The NASL Soccer Bowl (1975 to 1984)
Before MLS established itself as North America's primary football competition, the North American Soccer League made a genuinely compelling case that the continent was ready to embrace the sport at the highest level.
The Soccer Bowl was the NASL's showpiece final, the match that determined each season's champion. For a period in the late 1970s and early 1980s, it attracted some of the biggest names in world football.
Pele, Franz Beckenbauer, Johan Cruyff, and George Best all competed in the league at various points, most of them representing the New York Cosmos or the Los Angeles Aztecs.
The 1978 final drew a crowd of more than 70,000, suggesting that the foundations for something lasting were in place.

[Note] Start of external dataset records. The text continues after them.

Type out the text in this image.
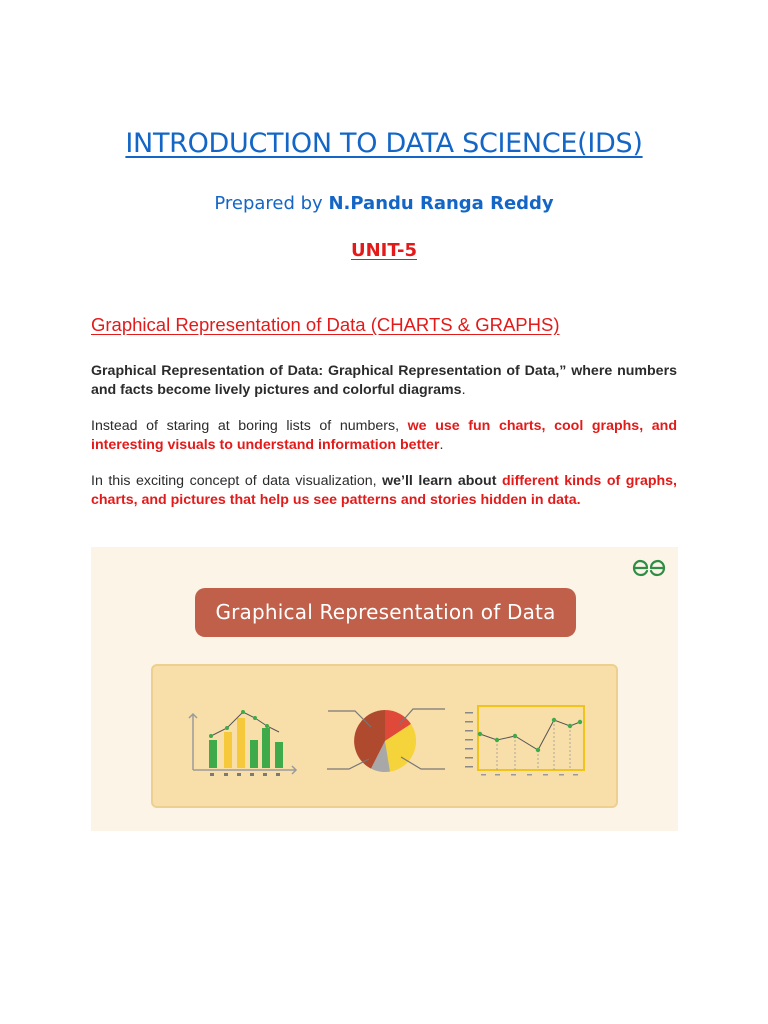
INTRODUCTION TO DATA SCIENCE(IDS)
Prepared by N.Pandu Ranga Reddy
UNIT-5
Graphical Representation of Data (CHARTS & GRAPHS)

Graphical Representation of Data: Graphical Representation of Data,” where numbers and facts become lively pictures and colorful diagrams.

Instead of staring at boring lists of numbers, we use fun charts, cool graphs, and interesting visuals to understand information better.

In this exciting concept of data visualization, we’ll learn about different kinds of graphs, charts, and pictures that help us see patterns and stories hidden in data.

Graphical Representation of Data
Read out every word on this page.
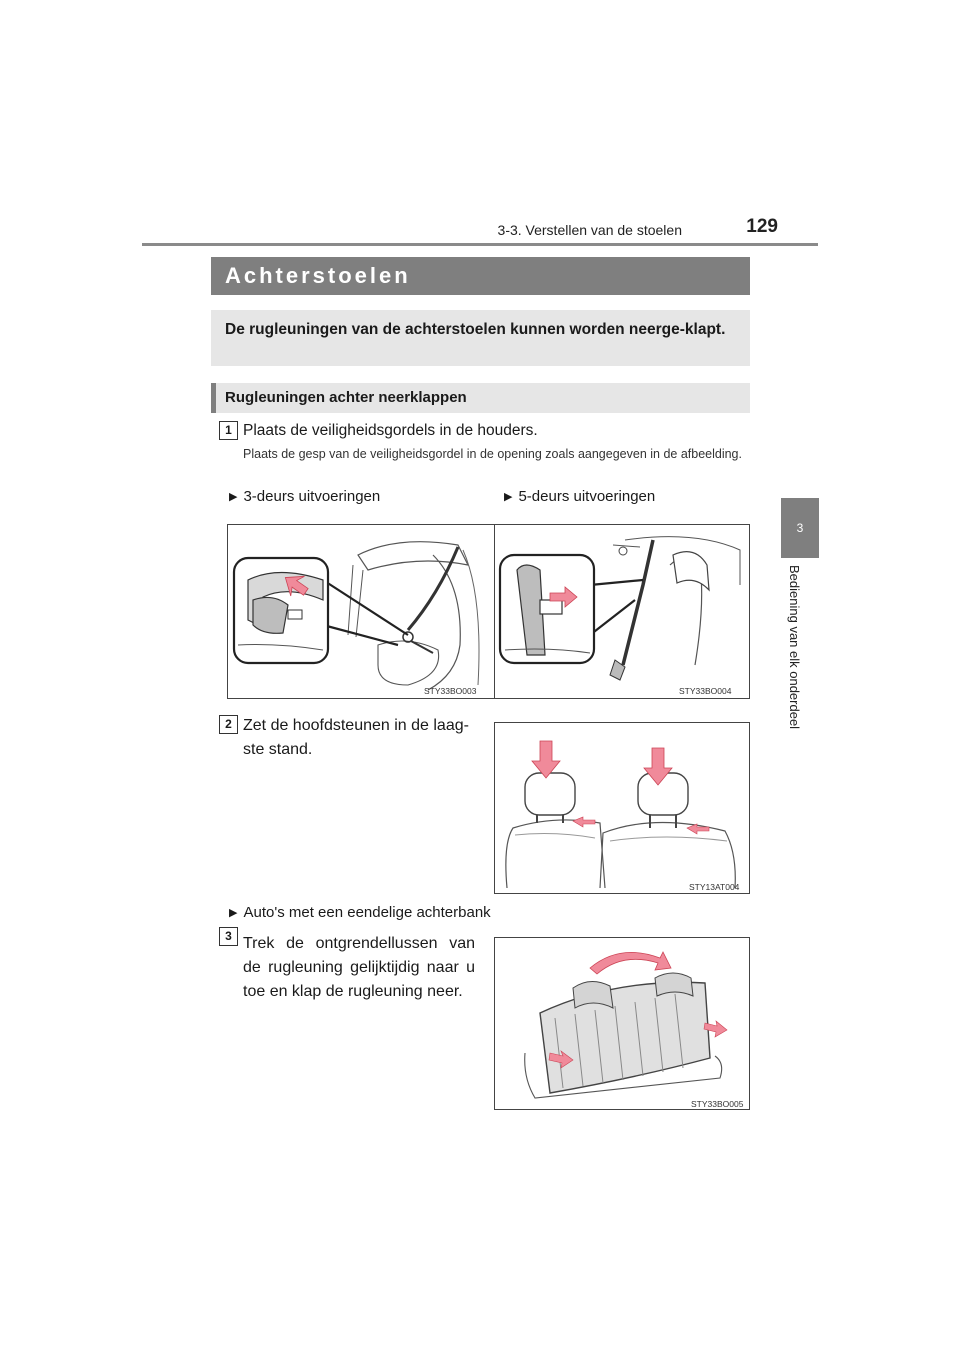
3-3. Verstellen van de stoelen	129
3
Bediening van elk onderdeel
Achterstoelen
De rugleuningen van de achterstoelen kunnen worden neerge-klapt.
Rugleuningen achter neerklappen
1 Plaats de veiligheidsgordels in de houders.
Plaats de gesp van de veiligheidsgordel in de opening zoals aangegeven in de afbeelding.
▶ 3-deurs uitvoeringen	▶ 5-deurs uitvoeringen
STY33BO003	STY33BO004
2 Zet de hoofdsteunen in de laag-ste stand.
STY13AT004
▶ Auto's met een eendelige achterbank
3 Trek de ontgrendellussen van de rugleuning gelijktijdig naar u toe en klap de rugleuning neer.
STY33BO005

They were not. Financial problems accumulated, the league overexpanded beyond its means, and the NASL folded in 1984, taking the Soccer Bowl with it.
Why These Competitions Matter
The eleven competitions gathered here varied enormously in scale, ambition, and longevity. What they share is a place in a broader football history that rarely gets told.
Some were genuine forerunners to competitions that still exist today, the Fairs Cup's connection to the Europa League being the clearest example. Others were experiments that illuminated something real about the sport's capacity to transcend borders or circumstances. A few were simply strange and wonderful ideas that deserved more time than they received.
Football's present is built on a past far richer and stranger than most supporters realise. These tournaments are part of that past, and they are worth remembering.